- Born: ca. 1780s Quebec, Province of Canada
- Died: January 28, 1813
- Military career
- Branch: United States Navy
- Rank: lieutenant

= John Cushing Aylwin =

John Cushing Aylwin (1780s - January 28, 1813) was an officer in the United States Navy during the War of 1812.

== Early life ==
Born in Quebec, Canada, Aylwin worked on board British naval vessels at an early age. Though never formally enrolled in the Royal Navy, he received increasing responsibilities eventually performing the duties of a mate by 1795. He refused the offer of a midshipman's warrant, but continued service at sea—apparently against his will—for another six years. Ill health, however, finally brought about his return home.

==Later career ==
Then, for several years, he commanded merchant ships out of Boston, Massachusetts. When war between the United States and Great Britain broke out in 1812, Aylwin received an appointment as a lieutenant in the United States Navy and became sailing master on Constitution.
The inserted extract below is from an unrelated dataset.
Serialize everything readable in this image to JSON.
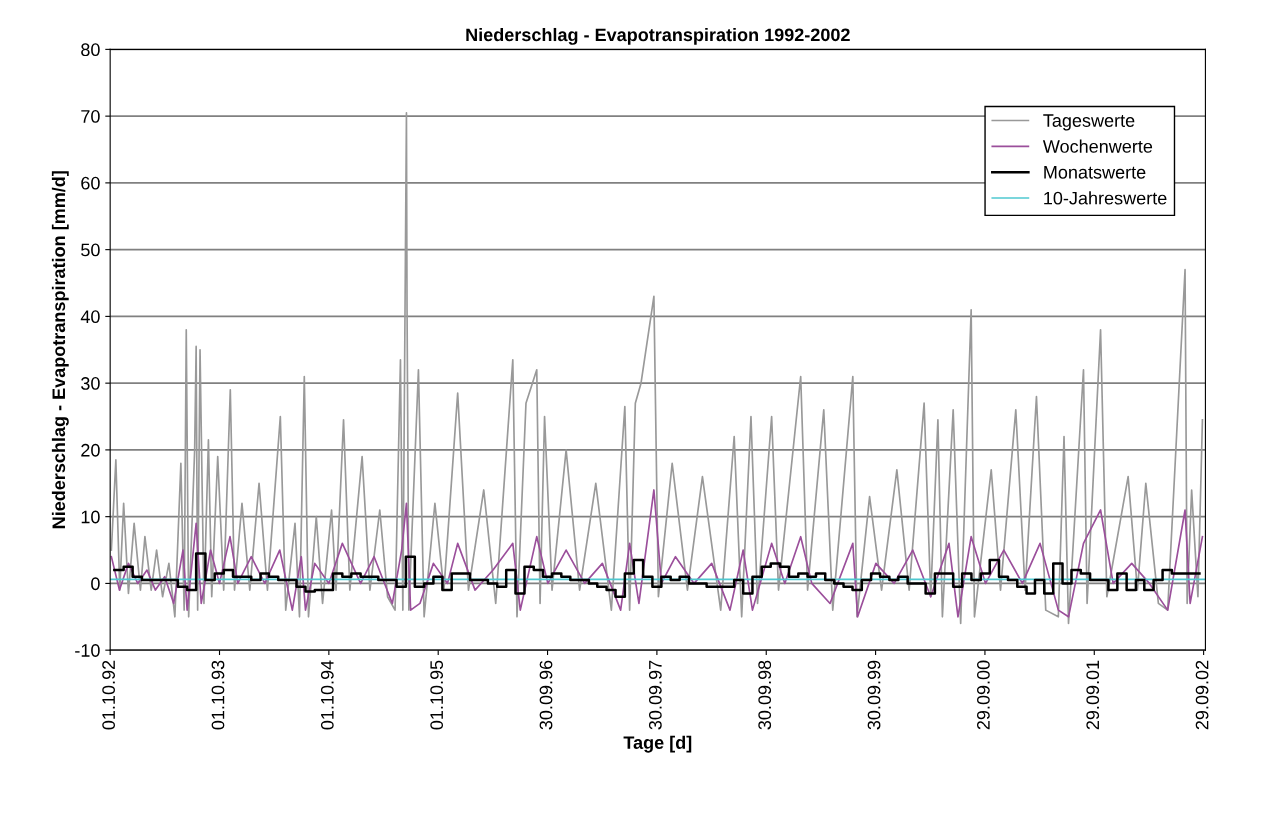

He received commendations for his gallantry during that frigate's engagement with Guerriere on 19 August 1812. In which he refused medical attention until everyone else on the ship had received it.

Aylwin took part in the battle between Constitution and HMS Java on 29 December 1812. Severely wounded during that encounter, Aylwin later died at sea.

==Namesakes==
Four ships in the United States Navy have been named USS Aylwin for him.